Friday, October 5, 2007

Your room or mine?

When you watch those old television shows from the 1950s, it was not uncommon to see a married couple sleeping in separate beds. Eventually, couples began to feel sharing the same bed was the way to go and that became the new norm.

Fast forward to today and now home contractors are saying more and more couples are asking for separate master suites.

However, many couples who decide on this arrangement aren't talking about because of a stigma that separate rooms means there must be a problem in the relationship.

Yet, the couples in the article did it for sleep-related reasons. Some stated snoring while others criticized their partner's sleeping positions. I could even think of a few more that could irk a significant other over time: sleeping with the television or radio on, having a window open or even working different shifts.

I actually know a few couples who live together who don't share a bed every night. One is a much older couple where one person is a neat freak and the other person is a packrat. Another couple is around their mid-20s and their sleeping patterns just don't mesh. (Basically, one person in the couple sleeps so violently that it has managed to inflict bodily injury on occasion.)

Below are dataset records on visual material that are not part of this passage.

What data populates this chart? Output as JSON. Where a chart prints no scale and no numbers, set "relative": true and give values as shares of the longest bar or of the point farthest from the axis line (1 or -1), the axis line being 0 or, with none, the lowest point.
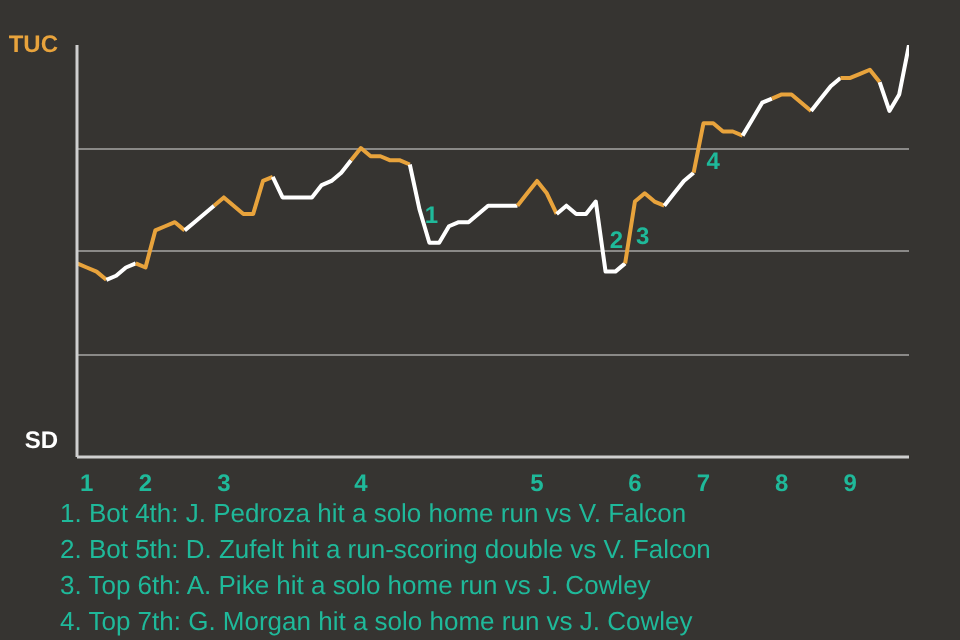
{
  "chart_data": {
    "type": "line",
    "relative": true,
    "grid": "y",
    "categories": [
      null,
      "1",
      null,
      null,
      null,
      null,
      null,
      "2",
      null,
      null,
      null,
      null,
      null,
      null,
      null,
      "3",
      null,
      null,
      null,
      null,
      null,
      null,
      null,
      null,
      null,
      null,
      null,
      null,
      null,
      "4",
      null,
      null,
      null,
      null,
      null,
      null,
      null,
      null,
      null,
      null,
      null,
      null,
      null,
      null,
      null,
      null,
      null,
      "5",
      null,
      null,
      null,
      null,
      null,
      null,
      null,
      null,
      null,
      "6",
      null,
      null,
      null,
      null,
      null,
      null,
      "7",
      null,
      null,
      null,
      null,
      null,
      null,
      null,
      "8",
      null,
      null,
      null,
      null,
      null,
      null,
      "9",
      null,
      null,
      null,
      null,
      null,
      null
    ],
    "series": [
      {
        "name": "TUC",
        "color": "#e8a33c",
        "values": [
          0.47,
          0.46,
          0.45,
          0.43,
          null,
          null,
          null,
          null,
          null,
          null,
          null,
          null,
          null,
          null,
          null,
          null,
          null,
          null,
          null,
          null,
          null,
          null,
          null,
          null,
          null,
          null,
          null,
          null,
          null,
          null,
          null,
          null,
          null,
          null,
          null,
          null,
          null,
          null,
          null,
          null,
          null,
          null,
          null,
          null,
          null,
          null,
          null,
          null,
          null,
          null,
          null,
          null,
          null,
          null,
          null,
          null,
          null,
          null,
          null,
          null,
          null,
          null,
          null,
          null,
          null,
          null,
          null,
          null,
          null,
          null,
          null,
          null,
          null,
          null,
          null,
          null,
          null,
          null,
          null,
          null,
          null,
          null,
          null,
          null,
          null,
          null
        ]
      },
      {
        "name": "SD",
        "color": "#ffffff",
        "values": [
          null,
          null,
          null,
          0.43,
          0.44,
          0.46,
          0.47,
          null,
          null,
          null,
          null,
          null,
          null,
          null,
          null,
          null,
          null,
          null,
          null,
          null,
          null,
          null,
          null,
          null,
          null,
          null,
          null,
          null,
          null,
          null,
          null,
          null,
          null,
          null,
          null,
          null,
          null,
          null,
          null,
          null,
          null,
          null,
          null,
          null,
          null,
          null,
          null,
          null,
          null,
          null,
          null,
          null,
          null,
          null,
          null,
          null,
          null,
          null,
          null,
          null,
          null,
          null,
          null,
          null,
          null,
          null,
          null,
          null,
          null,
          null,
          null,
          null,
          null,
          null,
          null,
          null,
          null,
          null,
          null,
          null,
          null,
          null,
          null,
          null,
          null,
          null
        ]
      },
      {
        "color": "#e8a33c",
        "values": [
          null,
          null,
          null,
          null,
          null,
          null,
          0.47,
          0.46,
          0.55,
          0.56,
          0.57,
          0.55,
          null,
          null,
          null,
          null,
          null,
          null,
          null,
          null,
          null,
          null,
          null,
          null,
          null,
          null,
          null,
          null,
          null,
          null,
          null,
          null,
          null,
          null,
          null,
          null,
          null,
          null,
          null,
          null,
          null,
          null,
          null,
          null,
          null,
          null,
          null,
          null,
          null,
          null,
          null,
          null,
          null,
          null,
          null,
          null,
          null,
          null,
          null,
          null,
          null,
          null,
          null,
          null,
          null,
          null,
          null,
          null,
          null,
          null,
          null,
          null,
          null,
          null,
          null,
          null,
          null,
          null,
          null,
          null,
          null,
          null,
          null,
          null,
          null,
          null
        ]
      },
      {
        "color": "#ffffff",
        "values": [
          null,
          null,
          null,
          null,
          null,
          null,
          null,
          null,
          null,
          null,
          null,
          0.55,
          0.57,
          0.59,
          0.61,
          null,
          null,
          null,
          null,
          null,
          null,
          null,
          null,
          null,
          null,
          null,
          null,
          null,
          null,
          null,
          null,
          null,
          null,
          null,
          null,
          null,
          null,
          null,
          null,
          null,
          null,
          null,
          null,
          null,
          null,
          null,
          null,
          null,
          null,
          null,
          null,
          null,
          null,
          null,
          null,
          null,
          null,
          null,
          null,
          null,
          null,
          null,
          null,
          null,
          null,
          null,
          null,
          null,
          null,
          null,
          null,
          null,
          null,
          null,
          null,
          null,
          null,
          null,
          null,
          null,
          null,
          null,
          null,
          null,
          null,
          null
        ]
      },
      {
        "color": "#e8a33c",
        "values": [
          null,
          null,
          null,
          null,
          null,
          null,
          null,
          null,
          null,
          null,
          null,
          null,
          null,
          null,
          0.61,
          0.63,
          0.61,
          0.59,
          0.59,
          0.67,
          0.68,
          null,
          null,
          null,
          null,
          null,
          null,
          null,
          null,
          null,
          null,
          null,
          null,
          null,
          null,
          null,
          null,
          null,
          null,
          null,
          null,
          null,
          null,
          null,
          null,
          null,
          null,
          null,
          null,
          null,
          null,
          null,
          null,
          null,
          null,
          null,
          null,
          null,
          null,
          null,
          null,
          null,
          null,
          null,
          null,
          null,
          null,
          null,
          null,
          null,
          null,
          null,
          null,
          null,
          null,
          null,
          null,
          null,
          null,
          null,
          null,
          null,
          null,
          null,
          null,
          null
        ]
      },
      {
        "color": "#ffffff",
        "values": [
          null,
          null,
          null,
          null,
          null,
          null,
          null,
          null,
          null,
          null,
          null,
          null,
          null,
          null,
          null,
          null,
          null,
          null,
          null,
          null,
          0.68,
          0.63,
          0.63,
          0.63,
          0.63,
          0.66,
          0.67,
          0.69,
          0.72,
          null,
          null,
          null,
          null,
          null,
          null,
          null,
          null,
          null,
          null,
          null,
          null,
          null,
          null,
          null,
          null,
          null,
          null,
          null,
          null,
          null,
          null,
          null,
          null,
          null,
          null,
          null,
          null,
          null,
          null,
          null,
          null,
          null,
          null,
          null,
          null,
          null,
          null,
          null,
          null,
          null,
          null,
          null,
          null,
          null,
          null,
          null,
          null,
          null,
          null,
          null,
          null,
          null,
          null,
          null,
          null,
          null
        ]
      },
      {
        "color": "#e8a33c",
        "values": [
          null,
          null,
          null,
          null,
          null,
          null,
          null,
          null,
          null,
          null,
          null,
          null,
          null,
          null,
          null,
          null,
          null,
          null,
          null,
          null,
          null,
          null,
          null,
          null,
          null,
          null,
          null,
          null,
          0.72,
          0.75,
          0.73,
          0.73,
          0.72,
          0.72,
          0.71,
          null,
          null,
          null,
          null,
          null,
          null,
          null,
          null,
          null,
          null,
          null,
          null,
          null,
          null,
          null,
          null,
          null,
          null,
          null,
          null,
          null,
          null,
          null,
          null,
          null,
          null,
          null,
          null,
          null,
          null,
          null,
          null,
          null,
          null,
          null,
          null,
          null,
          null,
          null,
          null,
          null,
          null,
          null,
          null,
          null,
          null,
          null,
          null,
          null,
          null,
          null
        ]
      },
      {
        "color": "#ffffff",
        "values": [
          null,
          null,
          null,
          null,
          null,
          null,
          null,
          null,
          null,
          null,
          null,
          null,
          null,
          null,
          null,
          null,
          null,
          null,
          null,
          null,
          null,
          null,
          null,
          null,
          null,
          null,
          null,
          null,
          null,
          null,
          null,
          null,
          null,
          null,
          0.71,
          0.6,
          0.52,
          0.52,
          0.56,
          0.57,
          0.57,
          0.59,
          0.61,
          0.61,
          0.61,
          0.61,
          null,
          null,
          null,
          null,
          null,
          null,
          null,
          null,
          null,
          null,
          null,
          null,
          null,
          null,
          null,
          null,
          null,
          null,
          null,
          null,
          null,
          null,
          null,
          null,
          null,
          null,
          null,
          null,
          null,
          null,
          null,
          null,
          null,
          null,
          null,
          null,
          null,
          null,
          null,
          null
        ]
      },
      {
        "color": "#e8a33c",
        "values": [
          null,
          null,
          null,
          null,
          null,
          null,
          null,
          null,
          null,
          null,
          null,
          null,
          null,
          null,
          null,
          null,
          null,
          null,
          null,
          null,
          null,
          null,
          null,
          null,
          null,
          null,
          null,
          null,
          null,
          null,
          null,
          null,
          null,
          null,
          null,
          null,
          null,
          null,
          null,
          null,
          null,
          null,
          null,
          null,
          null,
          0.61,
          0.64,
          0.67,
          0.64,
          0.59,
          null,
          null,
          null,
          null,
          null,
          null,
          null,
          null,
          null,
          null,
          null,
          null,
          null,
          null,
          null,
          null,
          null,
          null,
          null,
          null,
          null,
          null,
          null,
          null,
          null,
          null,
          null,
          null,
          null,
          null,
          null,
          null,
          null,
          null,
          null,
          null
        ]
      },
      {
        "color": "#ffffff",
        "values": [
          null,
          null,
          null,
          null,
          null,
          null,
          null,
          null,
          null,
          null,
          null,
          null,
          null,
          null,
          null,
          null,
          null,
          null,
          null,
          null,
          null,
          null,
          null,
          null,
          null,
          null,
          null,
          null,
          null,
          null,
          null,
          null,
          null,
          null,
          null,
          null,
          null,
          null,
          null,
          null,
          null,
          null,
          null,
          null,
          null,
          null,
          null,
          null,
          null,
          0.59,
          0.61,
          0.59,
          0.59,
          0.62,
          0.45,
          0.45,
          0.47,
          null,
          null,
          null,
          null,
          null,
          null,
          null,
          null,
          null,
          null,
          null,
          null,
          null,
          null,
          null,
          null,
          null,
          null,
          null,
          null,
          null,
          null,
          null,
          null,
          null,
          null,
          null,
          null,
          null
        ]
      },
      {
        "color": "#e8a33c",
        "values": [
          null,
          null,
          null,
          null,
          null,
          null,
          null,
          null,
          null,
          null,
          null,
          null,
          null,
          null,
          null,
          null,
          null,
          null,
          null,
          null,
          null,
          null,
          null,
          null,
          null,
          null,
          null,
          null,
          null,
          null,
          null,
          null,
          null,
          null,
          null,
          null,
          null,
          null,
          null,
          null,
          null,
          null,
          null,
          null,
          null,
          null,
          null,
          null,
          null,
          null,
          null,
          null,
          null,
          null,
          null,
          null,
          0.47,
          0.62,
          0.64,
          0.62,
          0.61,
          null,
          null,
          null,
          null,
          null,
          null,
          null,
          null,
          null,
          null,
          null,
          null,
          null,
          null,
          null,
          null,
          null,
          null,
          null,
          null,
          null,
          null,
          null,
          null,
          null
        ]
      },
      {
        "color": "#ffffff",
        "values": [
          null,
          null,
          null,
          null,
          null,
          null,
          null,
          null,
          null,
          null,
          null,
          null,
          null,
          null,
          null,
          null,
          null,
          null,
          null,
          null,
          null,
          null,
          null,
          null,
          null,
          null,
          null,
          null,
          null,
          null,
          null,
          null,
          null,
          null,
          null,
          null,
          null,
          null,
          null,
          null,
          null,
          null,
          null,
          null,
          null,
          null,
          null,
          null,
          null,
          null,
          null,
          null,
          null,
          null,
          null,
          null,
          null,
          null,
          null,
          null,
          0.61,
          0.64,
          0.67,
          0.69,
          null,
          null,
          null,
          null,
          null,
          null,
          null,
          null,
          null,
          null,
          null,
          null,
          null,
          null,
          null,
          null,
          null,
          null,
          null,
          null,
          null,
          null
        ]
      },
      {
        "color": "#e8a33c",
        "values": [
          null,
          null,
          null,
          null,
          null,
          null,
          null,
          null,
          null,
          null,
          null,
          null,
          null,
          null,
          null,
          null,
          null,
          null,
          null,
          null,
          null,
          null,
          null,
          null,
          null,
          null,
          null,
          null,
          null,
          null,
          null,
          null,
          null,
          null,
          null,
          null,
          null,
          null,
          null,
          null,
          null,
          null,
          null,
          null,
          null,
          null,
          null,
          null,
          null,
          null,
          null,
          null,
          null,
          null,
          null,
          null,
          null,
          null,
          null,
          null,
          null,
          null,
          null,
          0.69,
          0.81,
          0.81,
          0.79,
          0.79,
          0.78,
          null,
          null,
          null,
          null,
          null,
          null,
          null,
          null,
          null,
          null,
          null,
          null,
          null,
          null,
          null,
          null,
          null
        ]
      },
      {
        "color": "#ffffff",
        "values": [
          null,
          null,
          null,
          null,
          null,
          null,
          null,
          null,
          null,
          null,
          null,
          null,
          null,
          null,
          null,
          null,
          null,
          null,
          null,
          null,
          null,
          null,
          null,
          null,
          null,
          null,
          null,
          null,
          null,
          null,
          null,
          null,
          null,
          null,
          null,
          null,
          null,
          null,
          null,
          null,
          null,
          null,
          null,
          null,
          null,
          null,
          null,
          null,
          null,
          null,
          null,
          null,
          null,
          null,
          null,
          null,
          null,
          null,
          null,
          null,
          null,
          null,
          null,
          null,
          null,
          null,
          null,
          null,
          0.78,
          0.82,
          0.86,
          0.87,
          null,
          null,
          null,
          null,
          null,
          null,
          null,
          null,
          null,
          null,
          null,
          null,
          null,
          null
        ]
      },
      {
        "color": "#e8a33c",
        "values": [
          null,
          null,
          null,
          null,
          null,
          null,
          null,
          null,
          null,
          null,
          null,
          null,
          null,
          null,
          null,
          null,
          null,
          null,
          null,
          null,
          null,
          null,
          null,
          null,
          null,
          null,
          null,
          null,
          null,
          null,
          null,
          null,
          null,
          null,
          null,
          null,
          null,
          null,
          null,
          null,
          null,
          null,
          null,
          null,
          null,
          null,
          null,
          null,
          null,
          null,
          null,
          null,
          null,
          null,
          null,
          null,
          null,
          null,
          null,
          null,
          null,
          null,
          null,
          null,
          null,
          null,
          null,
          null,
          null,
          null,
          null,
          0.87,
          0.88,
          0.88,
          0.86,
          0.84,
          null,
          null,
          null,
          null,
          null,
          null,
          null,
          null,
          null,
          null
        ]
      },
      {
        "color": "#ffffff",
        "values": [
          null,
          null,
          null,
          null,
          null,
          null,
          null,
          null,
          null,
          null,
          null,
          null,
          null,
          null,
          null,
          null,
          null,
          null,
          null,
          null,
          null,
          null,
          null,
          null,
          null,
          null,
          null,
          null,
          null,
          null,
          null,
          null,
          null,
          null,
          null,
          null,
          null,
          null,
          null,
          null,
          null,
          null,
          null,
          null,
          null,
          null,
          null,
          null,
          null,
          null,
          null,
          null,
          null,
          null,
          null,
          null,
          null,
          null,
          null,
          null,
          null,
          null,
          null,
          null,
          null,
          null,
          null,
          null,
          null,
          null,
          null,
          null,
          null,
          null,
          null,
          0.84,
          0.87,
          0.9,
          0.92,
          null,
          null,
          null,
          null,
          null,
          null,
          null
        ]
      },
      {
        "color": "#e8a33c",
        "values": [
          null,
          null,
          null,
          null,
          null,
          null,
          null,
          null,
          null,
          null,
          null,
          null,
          null,
          null,
          null,
          null,
          null,
          null,
          null,
          null,
          null,
          null,
          null,
          null,
          null,
          null,
          null,
          null,
          null,
          null,
          null,
          null,
          null,
          null,
          null,
          null,
          null,
          null,
          null,
          null,
          null,
          null,
          null,
          null,
          null,
          null,
          null,
          null,
          null,
          null,
          null,
          null,
          null,
          null,
          null,
          null,
          null,
          null,
          null,
          null,
          null,
          null,
          null,
          null,
          null,
          null,
          null,
          null,
          null,
          null,
          null,
          null,
          null,
          null,
          null,
          null,
          null,
          null,
          0.92,
          0.92,
          0.93,
          0.94,
          0.91,
          null,
          null,
          null
        ]
      },
      {
        "color": "#ffffff",
        "values": [
          null,
          null,
          null,
          null,
          null,
          null,
          null,
          null,
          null,
          null,
          null,
          null,
          null,
          null,
          null,
          null,
          null,
          null,
          null,
          null,
          null,
          null,
          null,
          null,
          null,
          null,
          null,
          null,
          null,
          null,
          null,
          null,
          null,
          null,
          null,
          null,
          null,
          null,
          null,
          null,
          null,
          null,
          null,
          null,
          null,
          null,
          null,
          null,
          null,
          null,
          null,
          null,
          null,
          null,
          null,
          null,
          null,
          null,
          null,
          null,
          null,
          null,
          null,
          null,
          null,
          null,
          null,
          null,
          null,
          null,
          null,
          null,
          null,
          null,
          null,
          null,
          null,
          null,
          null,
          null,
          null,
          null,
          0.91,
          0.84,
          0.88,
          1.0
        ]
      }
    ],
    "annotations": [
      "1",
      "2",
      "3",
      "4",
      "1. Bot 4th: J. Pedroza hit a solo home run vs V. Falcon",
      "2. Bot 5th: D. Zufelt hit a run-scoring double vs V. Falcon",
      "3. Top 6th: A. Pike hit a solo home run vs J. Cowley",
      "4. Top 7th: G. Morgan hit a solo home run vs J. Cowley"
    ]
  }
}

Like the couples in the article, they still maintain intimacy and affection. Or, in other words, they're still having sex with each other. And oddly enough, both couples tell me it's easier to read a locked bedroom door than body language in bed when the other person doesn't want to be bothered.

Do you think sharing separate rooms is healthy for a relationship? Do you know someone who does it or have you tried it yourself? How did it work out for you?

3 comments:

Anonymous said...

It would not be for me, but ... I suppose that if the relationship is healthy otherwise and if nothing is cut out of the relationship due to not sharing a room, there is no problem for each person to have his or her own bedroom. After all, how much do you really get out of relationship at a time when both of you are sleeping?

Anonymous said...

I had to do that for a while because I'm ill and my partner works on shifts and she didnt want to wake me up when she arrived from work, knowing that I might have had a hard time trying to get asleep! But I didnt like it at all. I missed her body next to mine when I woke up :)
Now we use motorized beds, in the same room, so we have our space but we're sleeping together. It's a lot better.

Anonymous said...

I like the idea of separate bedrooms. Sometimes you just need alone time.